AIEEEEEE!!😱
I kid. It's been many a long year since I feared the first day of school, which is what we have today in the Hudson Valley. As I write this, it was twenty minutes ago I saw the high school bus go by. I think I've seen happier faces on the bus to Rikers.
I alluded to my own school experiences a little last week: the first day of school was usually fraught with both anxiety and excitement. New teacher(s)! New classmates! New subjects! New school supplies! All of these could make me happy or miserable in the months ahead.
To be honest, I was almost always more anxious than anything. I clearly remember my first day of kindergarten -- I had attended preschool, which was mostly a place to stick me while my parents worked, but then we moved and I had a year off. TV all day! Just me and Mom! Yeah, a fella could get used to this soft living. But the fateful day arrived, and I had to go to kindergarten. Not one kid who lived near me went to my public school. I was being thrown to the wolves.

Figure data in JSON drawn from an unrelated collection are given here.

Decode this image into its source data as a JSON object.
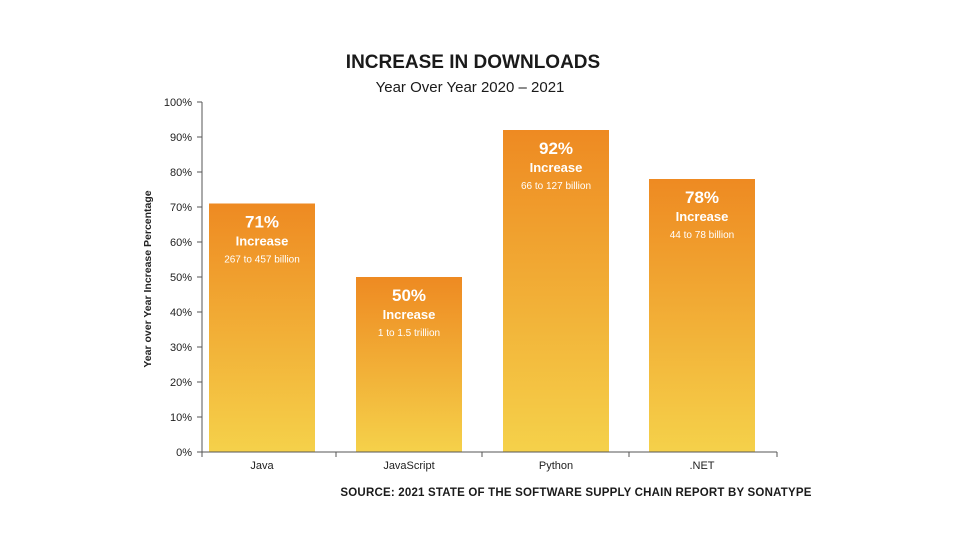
{
  "chart_data": {
    "type": "bar",
    "title": "INCREASE IN DOWNLOADS",
    "subtitle": "Year Over Year 2020 – 2021",
    "ylabel": "Year over Year Increase Percentage",
    "xlabel": "",
    "ylim": [
      0,
      100
    ],
    "yticks": [
      "0%",
      "10%",
      "20%",
      "30%",
      "40%",
      "50%",
      "60%",
      "70%",
      "80%",
      "90%",
      "100%"
    ],
    "categories": [
      "Java",
      "JavaScript",
      "Python",
      ".NET"
    ],
    "values": [
      71,
      50,
      92,
      78
    ],
    "data_labels": [
      {
        "percent": "71%",
        "text": "Increase",
        "detail": "267 to 457 billion"
      },
      {
        "percent": "50%",
        "text": "Increase",
        "detail": "1 to 1.5 trillion"
      },
      {
        "percent": "92%",
        "text": "Increase",
        "detail": "66 to 127 billion"
      },
      {
        "percent": "78%",
        "text": "Increase",
        "detail": "44 to 78 billion"
      }
    ],
    "grid": false,
    "legend": "none",
    "colors": {
      "bar_top": "#ee8a22",
      "bar_bottom": "#f5d14a",
      "axis": "#555555"
    },
    "source": "SOURCE: 2021 STATE OF THE SOFTWARE SUPPLY CHAIN REPORT BY SONATYPE"
  }
}
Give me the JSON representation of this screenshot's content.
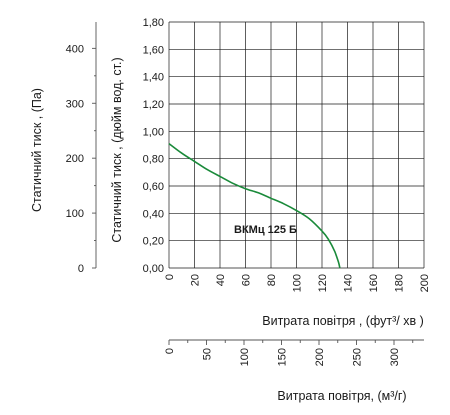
{
  "chart_data": {
    "type": "line",
    "series": [
      {
        "name": "ВКМц 125 Б",
        "color": "#1a8a3a",
        "points": [
          [
            0,
            0.91
          ],
          [
            10,
            0.84
          ],
          [
            20,
            0.78
          ],
          [
            30,
            0.72
          ],
          [
            40,
            0.67
          ],
          [
            50,
            0.62
          ],
          [
            60,
            0.58
          ],
          [
            70,
            0.55
          ],
          [
            80,
            0.51
          ],
          [
            90,
            0.47
          ],
          [
            100,
            0.42
          ],
          [
            110,
            0.36
          ],
          [
            120,
            0.27
          ],
          [
            125,
            0.21
          ],
          [
            130,
            0.12
          ],
          [
            133,
            0.04
          ],
          [
            134,
            0.0
          ]
        ]
      }
    ],
    "x_axis": {
      "label": "Витрата повітря , (фут³/  хв )",
      "range": [
        0,
        200
      ],
      "ticks": [
        "0",
        "20",
        "40",
        "60",
        "80",
        "100",
        "120",
        "140",
        "160",
        "180",
        "200"
      ]
    },
    "y_axis": {
      "label": "Статичний тиск , (дюйм вод. ст.)",
      "range": [
        0,
        1.8
      ],
      "ticks": [
        "0,00",
        "0,20",
        "0,40",
        "0,60",
        "0,80",
        "1,00",
        "1,20",
        "1,40",
        "1,60",
        "1,80"
      ]
    },
    "y2_axis": {
      "label": "Статичний тиск , (Па)",
      "range": [
        0,
        448
      ],
      "ticks": [
        "0",
        "100",
        "200",
        "300",
        "400"
      ]
    },
    "x2_axis": {
      "label": "Витрата повітря, (м³/г)",
      "range": [
        0,
        340
      ],
      "ticks": [
        "0",
        "50",
        "100",
        "150",
        "200",
        "250",
        "300"
      ]
    },
    "grid": true
  }
}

All I'd seen of the school to that point were those hulking, monstrous fifth graders sneering from the basketball court when Mom took me in to sign me up.

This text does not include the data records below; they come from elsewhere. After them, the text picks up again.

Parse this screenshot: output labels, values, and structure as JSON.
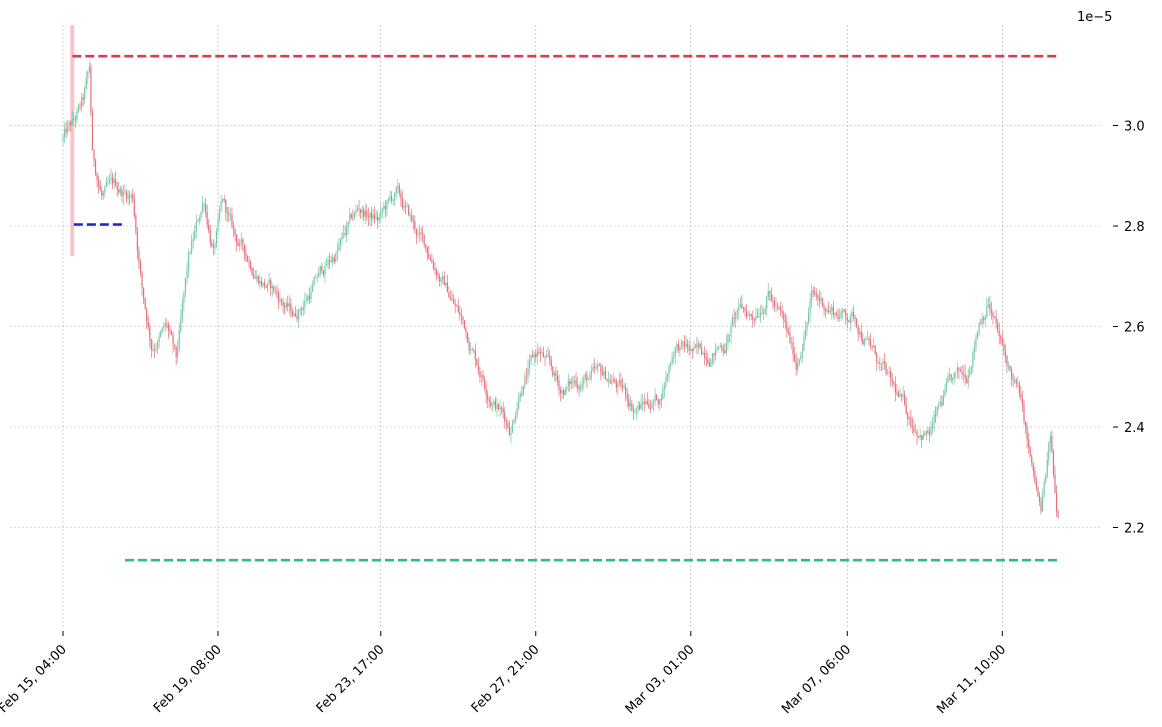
{
  "chart_data": {
    "type": "candlestick",
    "title": "",
    "xlabel": "",
    "ylabel": "",
    "y_offset_label": "1e−5",
    "y_scale": 1e-05,
    "ylim": [
      2.0,
      3.2
    ],
    "grid": true,
    "x_ticks": [
      {
        "date": "2024-02-15T04:00",
        "label": "Feb 15, 04:00"
      },
      {
        "date": "2024-02-19T08:00",
        "label": "Feb 19, 08:00"
      },
      {
        "date": "2024-02-23T17:00",
        "label": "Feb 23, 17:00"
      },
      {
        "date": "2024-02-27T21:00",
        "label": "Feb 27, 21:00"
      },
      {
        "date": "2024-03-03T01:00",
        "label": "Mar 03, 01:00"
      },
      {
        "date": "2024-03-07T06:00",
        "label": "Mar 07, 06:00"
      },
      {
        "date": "2024-03-11T10:00",
        "label": "Mar 11, 10:00"
      }
    ],
    "y_ticks": [
      {
        "value": 2.2,
        "label": "2.2"
      },
      {
        "value": 2.4,
        "label": "2.4"
      },
      {
        "value": 2.6,
        "label": "2.6"
      },
      {
        "value": 2.8,
        "label": "2.8"
      },
      {
        "value": 3.0,
        "label": "3.0"
      }
    ],
    "x_range": [
      "2024-02-14T22:00",
      "2024-03-13T00:00"
    ],
    "price_path": [
      [
        "2024-02-15T04:00",
        2.97
      ],
      [
        "2024-02-15T12:00",
        3.0
      ],
      [
        "2024-02-15T18:00",
        3.04
      ],
      [
        "2024-02-15T22:00",
        3.1
      ],
      [
        "2024-02-16T00:00",
        2.93
      ],
      [
        "2024-02-16T06:00",
        2.86
      ],
      [
        "2024-02-16T16:00",
        2.87
      ],
      [
        "2024-02-17T02:00",
        2.86
      ],
      [
        "2024-02-17T08:00",
        2.68
      ],
      [
        "2024-02-17T14:00",
        2.57
      ],
      [
        "2024-02-18T00:00",
        2.6
      ],
      [
        "2024-02-18T06:00",
        2.52
      ],
      [
        "2024-02-18T14:00",
        2.72
      ],
      [
        "2024-02-19T00:00",
        2.85
      ],
      [
        "2024-02-19T06:00",
        2.75
      ],
      [
        "2024-02-19T12:00",
        2.84
      ],
      [
        "2024-02-19T20:00",
        2.77
      ],
      [
        "2024-02-20T08:00",
        2.72
      ],
      [
        "2024-02-21T00:00",
        2.66
      ],
      [
        "2024-02-21T10:00",
        2.62
      ],
      [
        "2024-02-22T02:00",
        2.7
      ],
      [
        "2024-02-22T12:00",
        2.74
      ],
      [
        "2024-02-23T04:00",
        2.83
      ],
      [
        "2024-02-23T16:00",
        2.81
      ],
      [
        "2024-02-24T04:00",
        2.86
      ],
      [
        "2024-02-24T16:00",
        2.79
      ],
      [
        "2024-02-25T06:00",
        2.72
      ],
      [
        "2024-02-26T00:00",
        2.6
      ],
      [
        "2024-02-26T14:00",
        2.49
      ],
      [
        "2024-02-27T06:00",
        2.4
      ],
      [
        "2024-02-27T12:00",
        2.49
      ],
      [
        "2024-02-28T00:00",
        2.55
      ],
      [
        "2024-02-28T14:00",
        2.47
      ],
      [
        "2024-02-29T06:00",
        2.5
      ],
      [
        "2024-03-01T00:00",
        2.49
      ],
      [
        "2024-03-01T14:00",
        2.44
      ],
      [
        "2024-03-02T06:00",
        2.46
      ],
      [
        "2024-03-02T16:00",
        2.57
      ],
      [
        "2024-03-03T06:00",
        2.54
      ],
      [
        "2024-03-04T00:00",
        2.57
      ],
      [
        "2024-03-04T08:00",
        2.63
      ],
      [
        "2024-03-04T18:00",
        2.62
      ],
      [
        "2024-03-05T04:00",
        2.68
      ],
      [
        "2024-03-05T14:00",
        2.6
      ],
      [
        "2024-03-05T22:00",
        2.52
      ],
      [
        "2024-03-06T08:00",
        2.66
      ],
      [
        "2024-03-07T00:00",
        2.63
      ],
      [
        "2024-03-07T12:00",
        2.62
      ],
      [
        "2024-03-08T00:00",
        2.55
      ],
      [
        "2024-03-08T12:00",
        2.47
      ],
      [
        "2024-03-09T00:00",
        2.41
      ],
      [
        "2024-03-09T12:00",
        2.39
      ],
      [
        "2024-03-10T00:00",
        2.47
      ],
      [
        "2024-03-10T12:00",
        2.5
      ],
      [
        "2024-03-10T20:00",
        2.62
      ],
      [
        "2024-03-11T02:00",
        2.66
      ],
      [
        "2024-03-11T12:00",
        2.54
      ],
      [
        "2024-03-11T22:00",
        2.46
      ],
      [
        "2024-03-12T06:00",
        2.31
      ],
      [
        "2024-03-12T12:00",
        2.22
      ],
      [
        "2024-03-12T18:00",
        2.37
      ],
      [
        "2024-03-12T22:00",
        2.22
      ]
    ],
    "candle_interval_hours": 1,
    "candle_colors": {
      "up": "#77c8a4",
      "down": "#e56e78"
    },
    "lines": [
      {
        "y": 3.138,
        "x_start": "2024-02-15T10:00",
        "x_end": "2024-03-12T22:00",
        "style": "dashed",
        "color": "#e0394f"
      },
      {
        "y": 2.135,
        "x_start": "2024-02-16T20:00",
        "x_end": "2024-03-12T22:00",
        "style": "dashed",
        "color": "#2dbd88"
      },
      {
        "y": 2.803,
        "x_start": "2024-02-15T11:00",
        "x_end": "2024-02-16T20:00",
        "style": "dashed",
        "color": "#1a22d4"
      }
    ],
    "highlight": {
      "x": "2024-02-15T10:00",
      "y_low": 2.74,
      "y_high": 3.2,
      "color": "#f4b0b8"
    }
  }
}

Many years later, I heard a woman say, "I didn't have a drink the day I started kindergarten, but I could have used one." And I thought, Yep.

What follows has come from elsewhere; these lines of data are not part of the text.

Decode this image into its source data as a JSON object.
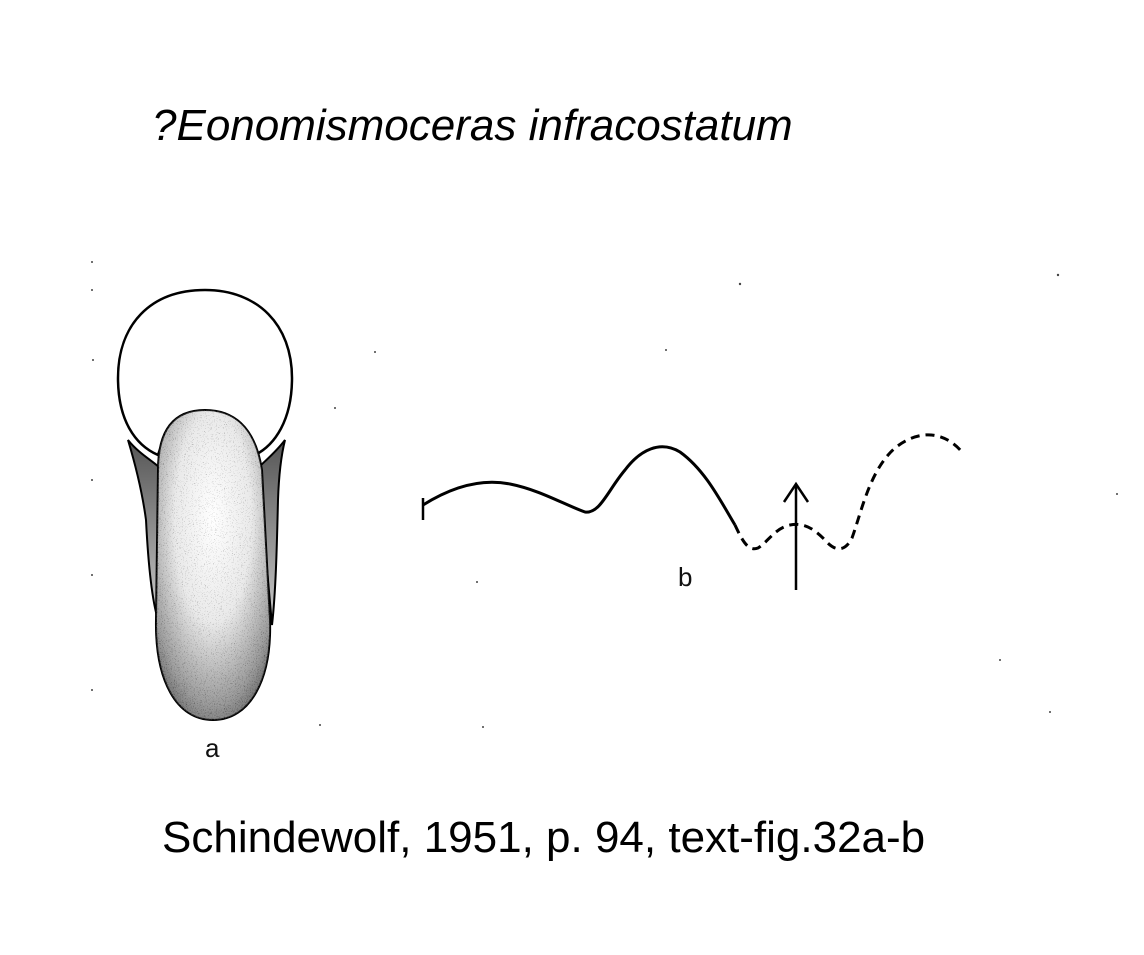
{
  "figure": {
    "title": "?Eonomismoceras infracostatum",
    "caption": "Schindewolf, 1951, p. 94, text-fig.32a-b",
    "label_a": "a",
    "label_b": "b"
  },
  "panels": [
    {
      "label": "a",
      "content": "cross-section of shell whorl"
    },
    {
      "label": "b",
      "content": "suture line with arrow"
    }
  ],
  "colors": {
    "ink": "#000000",
    "paper": "#ffffff"
  }
}
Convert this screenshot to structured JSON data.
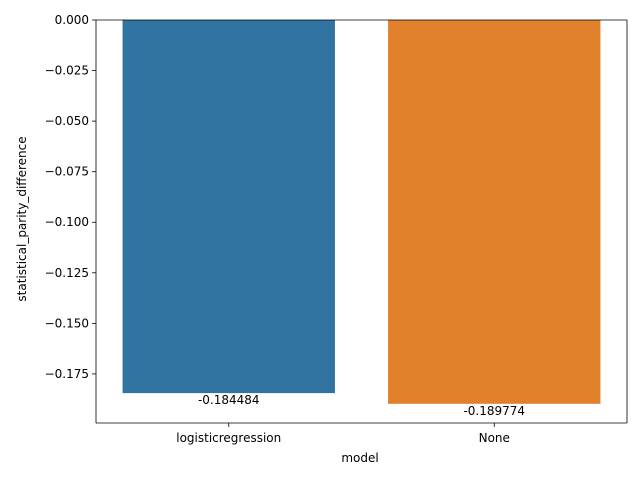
{
  "chart_data": {
    "type": "bar",
    "categories": [
      "logisticregression",
      "None"
    ],
    "values": [
      -0.184484,
      -0.189774
    ],
    "data_labels": [
      "-0.184484",
      "-0.189774"
    ],
    "colors": [
      "#3274a1",
      "#e1812c"
    ],
    "xlabel": "model",
    "ylabel": "statistical_parity_difference",
    "ylim": [
      -0.19926,
      0.0
    ],
    "yticks": [
      0.0,
      -0.025,
      -0.05,
      -0.075,
      -0.1,
      -0.125,
      -0.15,
      -0.175
    ],
    "ytick_labels": [
      "0.000",
      "−0.025",
      "−0.050",
      "−0.075",
      "−0.100",
      "−0.125",
      "−0.150",
      "−0.175"
    ],
    "grid": false,
    "legend": "none"
  }
}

Funny -- as it turned out I liked that school and made some friends I kept for decades.
Six years after that fateful first day I started intermediate school, and was so excited I thought I would explode. I was going to different classes all day like a grown-up! That was unbelievably thrilling, to have different classes and different teachers to break up the day. I did have some friends going to this school, so that would be excellent. I was so worked up that I memorized the Welcome! pamphlet, including the map and the location of all my classes. Sixth grade was going to be AWESOME.
Oh, no. No, it was not awesome.
The school was across town, near a very rough neighborhood. Beatings were distributed to the dumb middle-class kids pretty much as soon as we arrived and occasionally thereafter. We thought we could hold our own because of our occasional fistfights in elementary school, but these kids would keep coming at you and upping the stakes until you were bleeding, and they had no compunctions against sneak attacks. Smoking, alcohol, drugs, weaponry, and pubescent pregnancy were not the kinds of things that we had been led to expect by our school experiences prior to this.
Eventually we found the good teachers, and we survived, or most of us did. Some kids managed to get their parents to get them into private schools and out of that nightmare. The rest of us managed to learn something. No one I know died, at least not in the three years at that school.
High school sucked, but for mostly different reasons.
Thoughts of my own first school days are thus always colored with the many weird circumstances of attending public school in New York City. I don't miss it at all. I wouldn't go back for a million dollars.
📏📕📓📐📎📒📖📚🏆🏫
P.S.: I will say I was stunned to discover that kids in other places in America actually had lockers. In my junior high you couldn't even keep your gym shorts at school; the lock on your gym locker would be busted the next day. In my schools they didn't even bother assigning full-size lockers, as I see kids using in any TV show or book set in a junior or senior high. They knew everything would be raided and trashed the second the hallway was empty. My junior high had a row of lockers outside the principal's office and no one could use them, because the Future Inmates of America would bust them open. The administrators took off the locker doors. There was no point.
P.P.S.: Future Inmates of America gag stolen by me from Michael Fry. From his locker.